Elazığ 2. İdare Mahkemesi, Elazığ depremi sırasında evi yıkılan bir vatandaşın açtığı davada emsal niteliğinde bir karar verdi. Mahkeme, vatandaşın evinin “idarenin hizmet kusuru nedeniyle” yıkıldığını belirterek, Elazığ Belediyesi, Çevre Şehircilik ve İklim Bakanlığı ile AFAD’ın toplamda 25 bin 848 lira tazminat ödemesine hükmetti. Karar, Kahramanmaraş merkezli depremlerde evleri yıkılan on binlerce vatandaş için de emsal niteliği taşıyor.

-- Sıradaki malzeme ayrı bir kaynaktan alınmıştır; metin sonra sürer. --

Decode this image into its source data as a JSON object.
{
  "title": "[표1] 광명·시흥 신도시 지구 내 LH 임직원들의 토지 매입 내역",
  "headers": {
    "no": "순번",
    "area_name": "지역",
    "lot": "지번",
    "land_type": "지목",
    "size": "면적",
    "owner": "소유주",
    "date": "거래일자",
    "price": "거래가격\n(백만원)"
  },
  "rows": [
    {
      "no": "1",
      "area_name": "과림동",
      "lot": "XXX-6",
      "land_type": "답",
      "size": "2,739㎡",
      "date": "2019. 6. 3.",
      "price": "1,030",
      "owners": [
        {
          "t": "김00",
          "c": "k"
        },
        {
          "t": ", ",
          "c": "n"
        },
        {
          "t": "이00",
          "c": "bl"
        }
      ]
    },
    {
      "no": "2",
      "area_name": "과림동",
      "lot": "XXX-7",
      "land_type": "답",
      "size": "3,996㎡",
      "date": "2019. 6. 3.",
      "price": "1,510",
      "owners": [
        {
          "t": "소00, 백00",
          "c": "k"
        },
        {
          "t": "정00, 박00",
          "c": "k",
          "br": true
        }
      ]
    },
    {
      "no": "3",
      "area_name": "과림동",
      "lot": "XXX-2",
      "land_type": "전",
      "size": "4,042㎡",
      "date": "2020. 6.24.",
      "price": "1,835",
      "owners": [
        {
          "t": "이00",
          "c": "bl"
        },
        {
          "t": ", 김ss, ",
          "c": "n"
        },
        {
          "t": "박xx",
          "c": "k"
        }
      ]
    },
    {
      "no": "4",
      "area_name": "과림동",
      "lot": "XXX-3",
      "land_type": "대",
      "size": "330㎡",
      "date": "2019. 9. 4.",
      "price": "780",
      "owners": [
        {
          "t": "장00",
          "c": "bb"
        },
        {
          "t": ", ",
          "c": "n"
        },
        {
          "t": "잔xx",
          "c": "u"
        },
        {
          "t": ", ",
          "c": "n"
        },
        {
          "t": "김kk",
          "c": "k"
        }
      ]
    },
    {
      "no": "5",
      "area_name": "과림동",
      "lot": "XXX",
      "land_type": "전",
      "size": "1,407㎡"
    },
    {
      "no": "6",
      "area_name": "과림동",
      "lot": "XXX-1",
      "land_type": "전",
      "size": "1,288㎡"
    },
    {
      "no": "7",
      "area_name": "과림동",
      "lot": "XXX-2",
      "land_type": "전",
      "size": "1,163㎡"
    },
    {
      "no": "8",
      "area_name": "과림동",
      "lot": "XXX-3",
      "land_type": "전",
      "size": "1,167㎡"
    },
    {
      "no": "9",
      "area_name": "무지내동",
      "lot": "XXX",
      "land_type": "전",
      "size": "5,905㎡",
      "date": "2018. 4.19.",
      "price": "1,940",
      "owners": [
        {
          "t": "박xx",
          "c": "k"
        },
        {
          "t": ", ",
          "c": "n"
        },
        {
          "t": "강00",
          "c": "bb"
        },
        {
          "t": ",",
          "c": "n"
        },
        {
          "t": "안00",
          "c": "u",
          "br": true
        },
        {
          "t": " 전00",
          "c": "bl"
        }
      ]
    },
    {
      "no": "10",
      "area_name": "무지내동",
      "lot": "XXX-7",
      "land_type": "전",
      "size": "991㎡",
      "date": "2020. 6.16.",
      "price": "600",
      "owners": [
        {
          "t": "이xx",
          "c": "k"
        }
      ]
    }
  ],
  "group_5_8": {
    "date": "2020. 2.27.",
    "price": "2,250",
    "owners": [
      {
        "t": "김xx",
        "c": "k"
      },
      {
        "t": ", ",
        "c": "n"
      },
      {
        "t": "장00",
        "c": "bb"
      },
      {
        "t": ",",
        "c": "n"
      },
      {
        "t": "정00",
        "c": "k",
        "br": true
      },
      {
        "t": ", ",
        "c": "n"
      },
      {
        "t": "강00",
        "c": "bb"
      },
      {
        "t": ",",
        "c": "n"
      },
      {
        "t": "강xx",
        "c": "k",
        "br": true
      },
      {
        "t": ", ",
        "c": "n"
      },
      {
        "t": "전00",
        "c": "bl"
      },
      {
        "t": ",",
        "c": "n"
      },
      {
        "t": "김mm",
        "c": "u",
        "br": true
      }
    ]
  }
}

“Gerekli denetimler yapılmadı” iddiası
Dava dosyasına göre E.A isimli vatandaş, 24 Ocak 2020’deki Elazığ depremi sırasında ağır hasar görerek yıkılan evinin, inşası sırasında teknik standartlara uygun yapılması gerektiği halde yapılmadığı, görev ve sorumlulukları bulunduğu halde gerekli denetimleri yapmadıkları gerekçesiyle AKP’li Elazığ Belediyesi, Çevre Şehircilik ve İklim Bakanlığı ile Afet ve Acil Durum Yönetim Başkanlığı (AFAD) aleyhine 23 bin 848 lira maddi 2 bin lira da manevi tazminat istemiyle dava açtı.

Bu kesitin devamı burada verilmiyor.